Facebook WhatsApp Deal Is Officially Done

Facebook announced in February that it would be acquiring WhatsApp for $19 billion pending regulatory approval. All necessary approvals have been granted, and roughly eight months later, the deal is n...
Facebook WhatsApp Deal Is Officially Done
Written by Chris Crum
  • Facebook announced in February that it would be acquiring WhatsApp for $19 billion pending regulatory approval. All necessary approvals have been granted, and roughly eight months later, the deal is now done.

    Last week, the deal cleared the big EU hurdle as Commission Vice President in charge of competition policy, Joaquín Almunia, said, “Consumer communications apps keep European citizens connected and are becoming increasingly popular. While Facebook Messenger and WhatsApp are two of the most popular apps, most people use more than one communications app. We have carefully reviewed this proposed acquisition and come to the conclusion that it would not hamper competition in this dynamic and growing market. Consumers will continue to have a wide choice of consumer communications apps.”

    In April, the U.S. Federal Trade Commission approved the deal, but gave Facebook the stipulation that it mustn’t mess with user privacy.

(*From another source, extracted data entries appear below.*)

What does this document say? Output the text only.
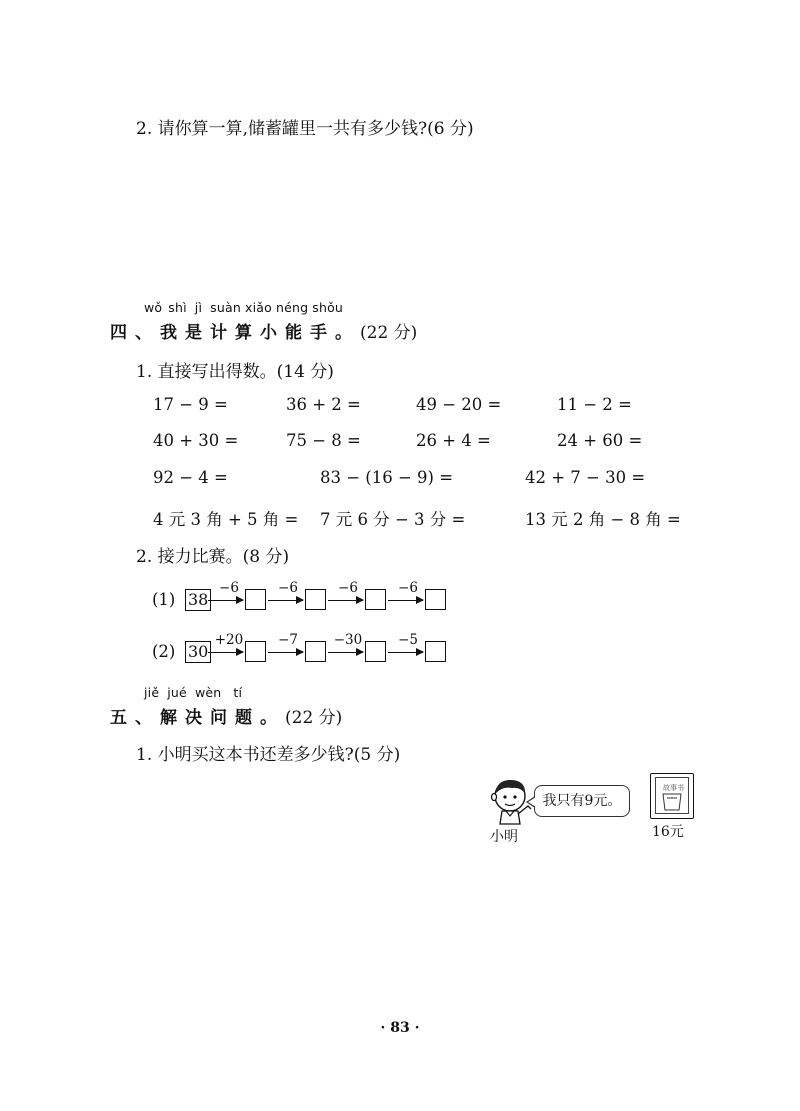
2. 请你算一算,储蓄罐里一共有多少钱?(6 分)
wǒ shì jì suàn xiǎo néng shǒu
四、我是计算小能手。(22 分)
1. 直接写出得数。(14 分)
17 − 9 =	36 + 2 =	49 − 20 =	11 − 2 =
40 + 30 =	75 − 8 =	26 + 4 =	24 + 60 =
92 − 4 =	83 − (16 − 9) =	42 + 7 − 30 =
4 元 3 角 + 5 角 = 7 元 6 分 − 3 分 =	13 元 2 角 − 8 角 =
2. 接力比赛。(8 分)
(1) 38
−6	−6	−6	−6
(2) 30
+20	−7	−30	−5
jiě jué wèn tí
五、解决问题。(22 分)
1. 小明买这本书还差多少钱?(5 分)
小明
我只有9元。
故事书
16元
· 83 ·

    News of the deal’s closure came on Monday in an SEC filing (via TechCrunch), which says:

    On October 6, 2014, Facebook, Inc. (the “Company”) completed its previously announced acquisition of WhatsApp Inc., a Delaware corporation (“WhatsApp”), pursuant to the terms of an Agreement and Plan of Merger and Reorganization (as amended, the “Merger Agreement”) dated as of February 19, 2014, with Rhodium Acquisition Sub II, Inc., a Delaware corporation and wholly owned (in part directly and in part indirectly) subsidiary of the Company (“Acquirer”), Rhodium Merger Sub, Inc., a Delaware corporation, a direct wholly owned subsidiary of Acquirer (“Merger Sub”), WhatsApp, and Fortis Advisors LLC, as the stockholders’ agent.

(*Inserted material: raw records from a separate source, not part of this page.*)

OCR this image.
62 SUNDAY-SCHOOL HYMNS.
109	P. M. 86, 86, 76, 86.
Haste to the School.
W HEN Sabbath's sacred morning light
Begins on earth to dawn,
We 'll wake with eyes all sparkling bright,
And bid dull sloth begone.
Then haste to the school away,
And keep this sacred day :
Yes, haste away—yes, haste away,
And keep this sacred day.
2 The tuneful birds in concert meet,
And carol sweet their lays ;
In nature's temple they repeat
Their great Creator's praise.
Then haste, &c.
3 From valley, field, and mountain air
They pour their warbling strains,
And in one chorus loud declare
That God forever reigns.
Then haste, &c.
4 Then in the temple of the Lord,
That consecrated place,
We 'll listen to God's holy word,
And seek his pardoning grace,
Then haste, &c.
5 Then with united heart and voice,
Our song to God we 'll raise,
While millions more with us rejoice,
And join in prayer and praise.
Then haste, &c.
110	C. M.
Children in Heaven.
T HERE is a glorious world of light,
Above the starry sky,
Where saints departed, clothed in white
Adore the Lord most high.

    The acquisition was accomplished by the merger of Merger Sub with and into WhatsApp (the “First Merger”), and upon consummation of the First Merger, Merger Sub ceased to exist and WhatsApp became a wholly owned subsidiary of Acquirer. The surviving corporation of the First Merger then merged with and into Acquirer, which will continue to exist as a wholly owned (in part directly and in part indirectly) subsidiary of the Company. At the closing, all outstanding shares of WhatsApp capital stock and options to purchase WhatsApp capital stock were cancelled in exchange for an aggregate of 177,760,669 shares of the Company’s Class A common stock and approximately $4.59 billion in cash to existing WhatsApp securityholders. A portion of the aggregate consideration is being held in escrow to secure the indemnification obligations of the WhatsApp securityholders. In addition, the Company awarded 45,941,775 restricted stock units (“RSUs”) to WhatsApp employees. On the closing date, Jan Koum, WhatsApp’s co-founder and CEO, became a member of the Company’s Board of Directors (the “Board”).

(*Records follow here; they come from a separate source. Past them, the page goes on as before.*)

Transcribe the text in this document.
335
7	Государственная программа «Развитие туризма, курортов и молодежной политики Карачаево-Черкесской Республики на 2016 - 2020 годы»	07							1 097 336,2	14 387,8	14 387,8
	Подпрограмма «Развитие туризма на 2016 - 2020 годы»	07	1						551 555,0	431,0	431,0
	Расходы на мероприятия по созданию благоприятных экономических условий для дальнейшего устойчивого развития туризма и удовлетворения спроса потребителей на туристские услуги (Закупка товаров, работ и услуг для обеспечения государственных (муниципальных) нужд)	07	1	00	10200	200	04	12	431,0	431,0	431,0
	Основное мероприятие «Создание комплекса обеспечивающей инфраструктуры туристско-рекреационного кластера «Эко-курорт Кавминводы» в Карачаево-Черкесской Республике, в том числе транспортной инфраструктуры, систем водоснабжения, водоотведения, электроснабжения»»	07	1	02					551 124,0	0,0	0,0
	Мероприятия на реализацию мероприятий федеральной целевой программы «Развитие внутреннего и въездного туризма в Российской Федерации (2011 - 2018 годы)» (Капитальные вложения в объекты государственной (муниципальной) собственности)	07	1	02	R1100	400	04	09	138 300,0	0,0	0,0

    The Company has entered into a registration rights agreement (the “Registration Rights Agreement”) with the stockholders of WhatsApp, the terms of which require the Company to file, following the release of the Company’s earnings report for the third quarter of 2014, a Registration Statement on Form S-3 covering the resale of the shares of the Company’s Class A common stock issued to the stockholders of WhatsApp and certain of their transferees. Except with respect to the indemnification rights provided thereunder, the Registration Rights Agreement shall terminate six months following the closing date or such earlier date when all stock registered in accordance with its terms has been sold. A copy of the Registration Rights Agreement will be filed as an exhibit to the Registration Statement on Form S-3 to be filed the Securities and Exchange Commission (the “SEC”).

    The Company issued the shares of Class A common stock described herein in reliance upon the exemptions from registration afforded by Section 4(a)(2) and Rule 506 promulgated under the Securities Act of 1933, as amended.

    A few months ago, a report on global trends in social platform usage found WhatsApp to be the third fastest growing social app behind Snapchat and Kik Messenger. It was ahead of Twitter’s Vine and Facebook’s own Instagram.

    Last week, reports emerged that Google is planning to launch a new messaging app similar to WhatsApp.